The “standard stuff” was Kenny Mansally’s one-game suspension and undisclosed fine for a (pretty lame, chest-aimed) head butt last week in Real Salt Lake’s loss to D.C. United.

Also in that match, frustrated RSL striker Alvaro Saborio blew his Costa Rican stack on referee Sorin Stoica. MLS will take a little money for that one; again, the fine was undisclosed.

But here’s the one that will have all the MLS wonks among us buzzing: the first disciplinary committee shame finger pointed toward “Mass Confrontation.”  (Aside: When I finally start my rock band, that’s what we’re calling it.)

(MORE: Mass confrontation is a complete embarrassment, and MLS is doing something about it)

From the league release: “… Sporting Kansas City were issued an official warning by the Disciplinary Committee ‘for a violation of the League’s mass confrontation policy’ in the 95th minute in their 2-1 loss against Toronto FC at Rogers Centre.”

The initiative to prevent these unbecoming little gang-ups is commendable and quite necessary, as Richard Farley spelled out in the PST piece linked above. But let’s not pretend that this isn’t tricky business. Somewhat subjective, too. And as we know, one man’s “subjective” can become another man’s “arbitrary” if MLS officials aren’t careful.

What’s worse, it could lead to cries of favoritism.

Here’s the incident that drew official league censure:



Now, look at another potential bit of mass confrontation business on which the league’s disciplinary committee chose not to act. It looks quite similar to me, as New York Red Bulls players surround referee Ricardo Salazar. Perhaps this one is just a little less aggressive. You decide …


  1. paladinvt - Mar 14, 2013 at 1:18 PM

    This just illustrates how problematic applying this rule is going to be. The referee has a yellow (and red) card in his pocket to brandish if any of this stuff gets out of hand. If the guy in the center of the storm doesn’t think it’s worth punishment, then why should the disciplinary committee act? It’s not like this is something where the referee’s view is obscured or that the referee has a bad angle on. The referee is right there! I see this rule getting walked back in a hurry because of how difficult it is to administer.

    • Steve Davis - Mar 14, 2013 at 1:20 PM

      My point exactly. “Problematic application” is a good way to put it.

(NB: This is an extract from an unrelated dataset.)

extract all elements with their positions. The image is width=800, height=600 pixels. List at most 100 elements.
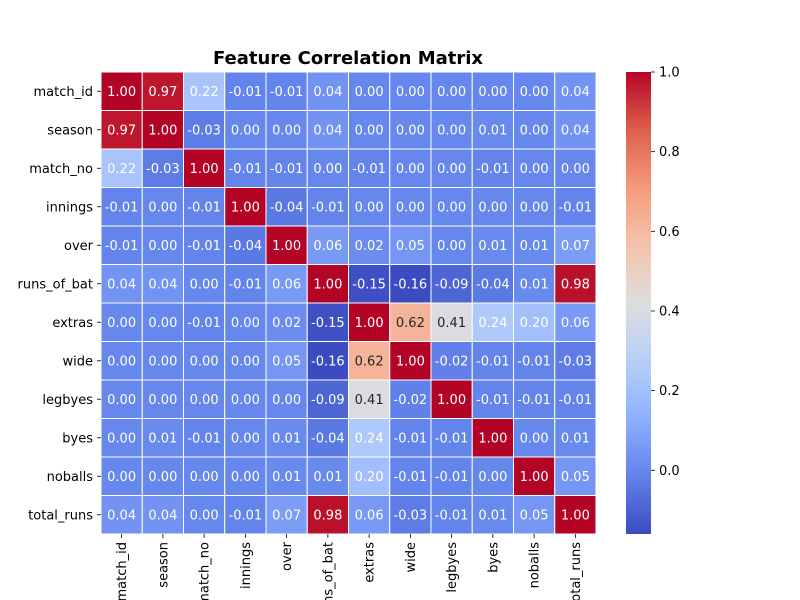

    • charliej11 - Mar 14, 2013 at 2:57 PM

      Well there is a simple solution penalize both of them and any other confrontations that even comes close.
      How many games you think it takes for players to realize the captain can come over and lob a protest that will go absolutely nowhere ( has it EVER gone anywhere ? ) and anything else is disrespectful and leads to commentors on blogs excessive ripping on reffing.

      Calls should be like balls and strikes in baseball. Boot em out of the game.
      Then, at that point, we are done with this garbage of protesting every call.

  2. nygiantstones - Mar 14, 2013 at 1:23 PM

    Neither of them warrants any kind of disciplinary action, IMO. However, the NY incident was worse, but that could be due to the concentration of players in the box with close proximity to the ref. The KC incident lasted less than 5 seconds, not a big deal really.

    • Steve Davis - Mar 14, 2013 at 3:18 PM

      Yes, that proximity thing is interesting, eh? I would imagine that running 40 yards to join the little dust-up is part of the calculus here (versus, as you point out, kinda being there anyway).

  3. dws110 - Mar 14, 2013 at 3:17 PM

    The only thing I can think of that might distinguish the SKC confrontation with any of a half-dozen others over the weekend is in the referee’s match report. As in, did Bazakos report something specific to that confrontation that other referee’s did not?

    Other than that, I can’t see any difference.

  4. CaliforniaRedskins - Mar 14, 2013 at 5:01 PM

    I know that this is a controversial issue for some, but I must say that I have enjoyed watching games this season without the mass of players crowded around a referee. The most obvious is when there’s a pk and you used to have 7 or 8 guys yelling at the ref every time. It’s a good rule and enforcement will get better as everyone gets used to it.